To Goethe, Byron, and Shelley, this pantheism, universal love, sympathy with Nature in all her forms, was the base of feeling; but both of England's greatest lyrists, dying young, failed to attain perfect harmony of thought and feeling. There always remained a bitter ingredient in their poetry.
Let us now turn to France.
LAMARTINE AND VICTOR HUGO
Rousseau discovered the beauty of scenery for France; St Pierre portrayed it poetically, not only in Paul and Virginia, but in Chaumiére Indienne and Etudes de la Nature. The science which these two writers lacked, Buffon possessed in a high degree; but he had not the power to delineate Nature and feeling in combination: he lacked insight into the hidden analogies between the movements of the mind and the phenomena of the outer world. Chateaubriand, on the contrary, had this faculty to its full modern extent. It is true that his ego was constantly to the fore, even in dealing with Nature, but his landscapes were full of sympathetic feeling. He had Rousseau's melancholy and unrest, and cared nothing for those 'oppressive masses,' mountains, except as backgrounds; but he was enthusiastic about the scenery which he saw in America, the virgin forests, and the Mississippi--above all, about the sea.
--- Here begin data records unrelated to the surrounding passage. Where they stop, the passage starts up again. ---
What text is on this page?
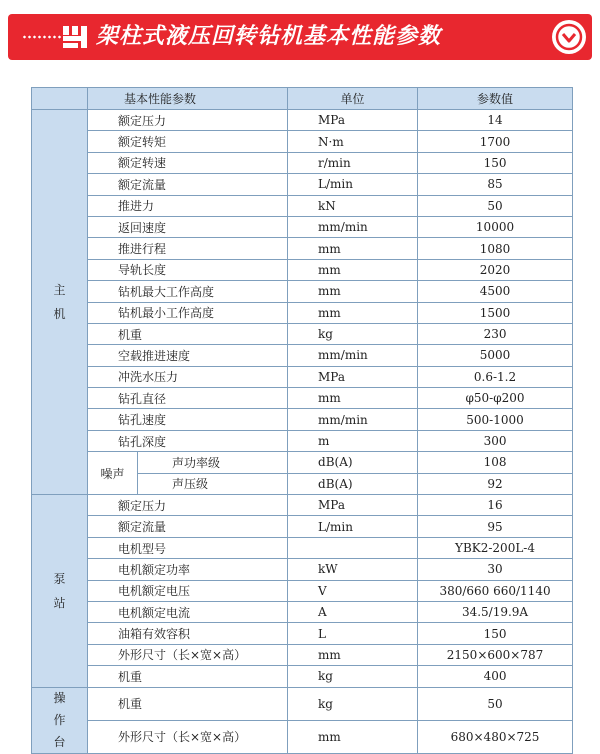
架柱式液压回转钻机基本性能参数
	基本性能参数		单位	参数值

主
机	额定压力		MPa	14
	额定转矩		N·m	1700
	额定转速		r/min	150
	额定流量		L/min	85
	推进力		kN	50
	返回速度		mm/min	10000
	推进行程		mm	1080
	导轨长度		mm	2020
	钻机最大工作高度		mm	4500
	钻机最小工作高度		mm	1500
	机重		kg	230
	空载推进速度		mm/min	5000
	冲洗水压力		MPa	0.6-1.2
	钻孔直径		mm	φ50-φ200
	钻孔速度		mm/min	500-1000
	钻孔深度		m	300
	噪声	声功率级	dB(A)	108
		声压级	dB(A)	92

泵
站	额定压力		MPa	16
	额定流量		L/min	95
	电机型号			YBK2-200L-4
	电机额定功率		kW	30
	电机额定电压		V	380/660 660/1140
	电机额定电流		A	34.5/19.9A
	油箱有效容积		L	150
	外形尺寸（长×宽×高）		mm	2150×600×787
	机重		kg	400

操
作
台	机重		kg	50
	外形尺寸（长×宽×高）		mm	680×480×725
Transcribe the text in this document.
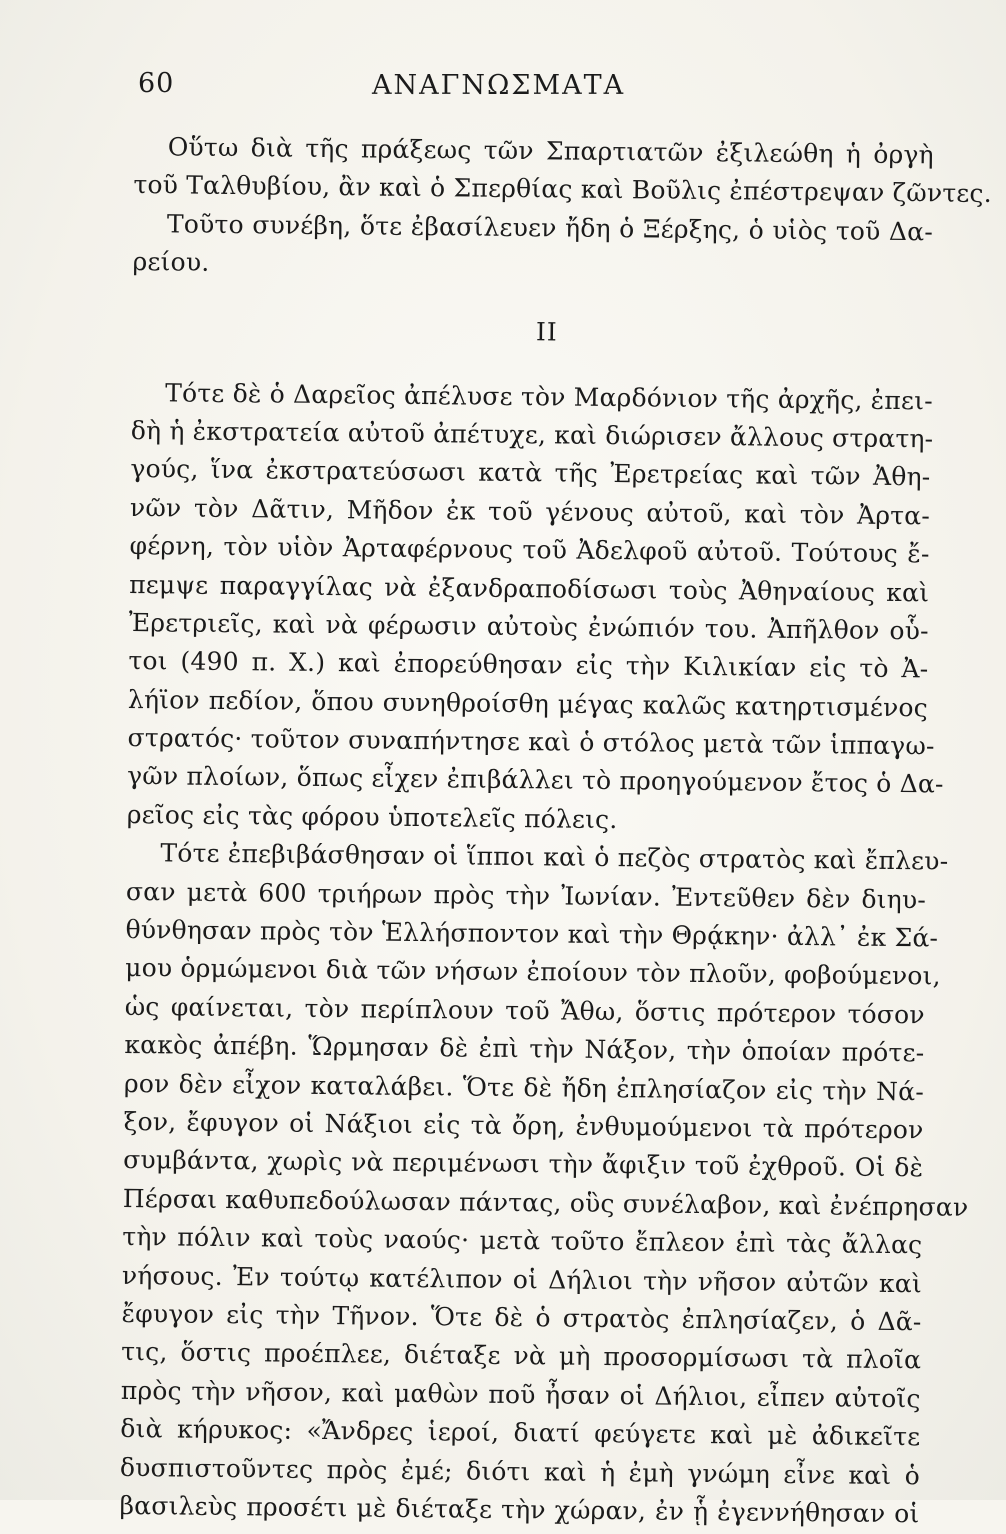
60	ΑΝΑΓΝΩΣΜΑΤΑ
Οὕτω διὰ τῆς πράξεως τῶν Σπαρτιατῶν ἐξιλεώθη ἡ ὀργὴ
τοῦ Ταλθυβίου, ἂν καὶ ὁ Σπερθίας καὶ Βοῦλις ἐπέστρεψαν ζῶντες.
Τοῦτο συνέβη, ὅτε ἐβασίλευεν ἤδη ὁ Ξέρξης, ὁ υἱὸς τοῦ Δα-
ρείου.
II
Τότε δὲ ὁ Δαρεῖος ἀπέλυσε τὸν Μαρδόνιον τῆς ἀρχῆς, ἐπει-
δὴ ἡ ἐκστρατεία αὐτοῦ ἀπέτυχε, καὶ διώρισεν ἄλλους στρατη-
γούς, ἵνα ἐκστρατεύσωσι κατὰ τῆς Ἐρετρείας καὶ τῶν Ἀθη-
νῶν τὸν Δᾶτιν, Μῆδον ἐκ τοῦ γένους αὐτοῦ, καὶ τὸν Ἀρτα-
φέρνη, τὸν υἱὸν Ἀρταφέρνους τοῦ Ἀδελφοῦ αὐτοῦ. Τούτους ἔ-
πεμψε παραγγίλας νὰ ἐξανδραποδίσωσι τοὺς Ἀθηναίους καὶ
Ἐρετριεῖς, καὶ νὰ φέρωσιν αὐτοὺς ἐνώπιόν του. Ἀπῆλθον οὗ-
τοι (490 π. Χ.) καὶ ἐπορεύθησαν εἰς τὴν Κιλικίαν εἰς τὸ Ἀ-
λήϊον πεδίον, ὅπου συνηθροίσθη μέγας καλῶς κατηρτισμένος
στρατός· τοῦτον συναπήντησε καὶ ὁ στόλος μετὰ τῶν ἱππαγω-
γῶν πλοίων, ὅπως εἶχεν ἐπιβάλλει τὸ προηγούμενον ἔτος ὁ Δα-
ρεῖος εἰς τὰς φόρου ὑποτελεῖς πόλεις.
Τότε ἐπεβιβάσθησαν οἱ ἵπποι καὶ ὁ πεζὸς στρατὸς καὶ ἔπλευ-
σαν μετὰ 600 τριήρων πρὸς τὴν Ἰωνίαν. Ἐντεῦθεν δὲν διηυ-
θύνθησαν πρὸς τὸν Ἑλλήσποντον καὶ τὴν Θρᾴκην· ἀλλ᾽ ἐκ Σά-
μου ὁρμώμενοι διὰ τῶν νήσων ἐποίουν τὸν πλοῦν, φοβούμενοι,
ὡς φαίνεται, τὸν περίπλουν τοῦ Ἄθω, ὅστις πρότερον τόσον
κακὸς ἀπέβη. Ὥρμησαν δὲ ἐπὶ τὴν Νάξον, τὴν ὁποίαν πρότε-
ρον δὲν εἶχον καταλάβει. Ὅτε δὲ ἤδη ἐπλησίαζον εἰς τὴν Νά-
ξον, ἔφυγον οἱ Νάξιοι εἰς τὰ ὄρη, ἐνθυμούμενοι τὰ πρότερον
συμβάντα, χωρὶς νὰ περιμένωσι τὴν ἄφιξιν τοῦ ἐχθροῦ. Οἱ δὲ
Πέρσαι καθυπεδούλωσαν πάντας, οὓς συνέλαβον, καὶ ἐνέπρησαν
τὴν πόλιν καὶ τοὺς ναούς· μετὰ τοῦτο ἔπλεον ἐπὶ τὰς ἄλλας
νήσους. Ἐν τούτῳ κατέλιπον οἱ Δήλιοι τὴν νῆσον αὐτῶν καὶ
ἔφυγον εἰς τὴν Τῆνον. Ὅτε δὲ ὁ στρατὸς ἐπλησίαζεν, ὁ Δᾶ-
τις, ὅστις προέπλεε, διέταξε νὰ μὴ προσορμίσωσι τὰ πλοῖα
πρὸς τὴν νῆσον, καὶ μαθὼν ποῦ ἦσαν οἱ Δήλιοι, εἶπεν αὐτοῖς
διὰ κήρυκος: «Ἄνδρες ἱεροί, διατί φεύγετε καὶ μὲ ἀδικεῖτε
δυσπιστοῦντες πρὸς ἐμέ; διότι καὶ ἡ ἐμὴ γνώμη εἶνε καὶ ὁ
βασιλεὺς προσέτι μὲ διέταξε τὴν χώραν, ἐν ᾗ ἐγεννήθησαν οἱ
His Réné, that life-like figure, half-passionate, half-blasé, measuring everything by himself, and flung hither and thither by the waves of passion, shewed a lover's devotion to the sea and to Nature generally.[[15]] 'It was not God whom I contemplated on the waves in the magnificence of His works: I saw an unknown woman, and the miracle of his smile, the beauties of the sky, seemed to me disclosed by her breath. I would have bartered eternity for one of her caresses. I pictured her to myself as throbbing behind this veil of the universe which hid her from my eyes. Oh! why was it not in my power to rend the veil and press the idealized woman to my heart, to spend myself on her bosom with the love which is the source of my inspiration, my despair, and my life?'
In subjectivity and dreaminess both Chateaubriand and Lamartine were like the German romanticists, but their fundamental note was theism, not pantheism. The storm of the French Revolution, which made radical changes in religion, as in all other things, was followed by a reaction. Christianity acquired new power and inwardness, and Nature was unceasingly praised as the mirror of the divine idea of creation.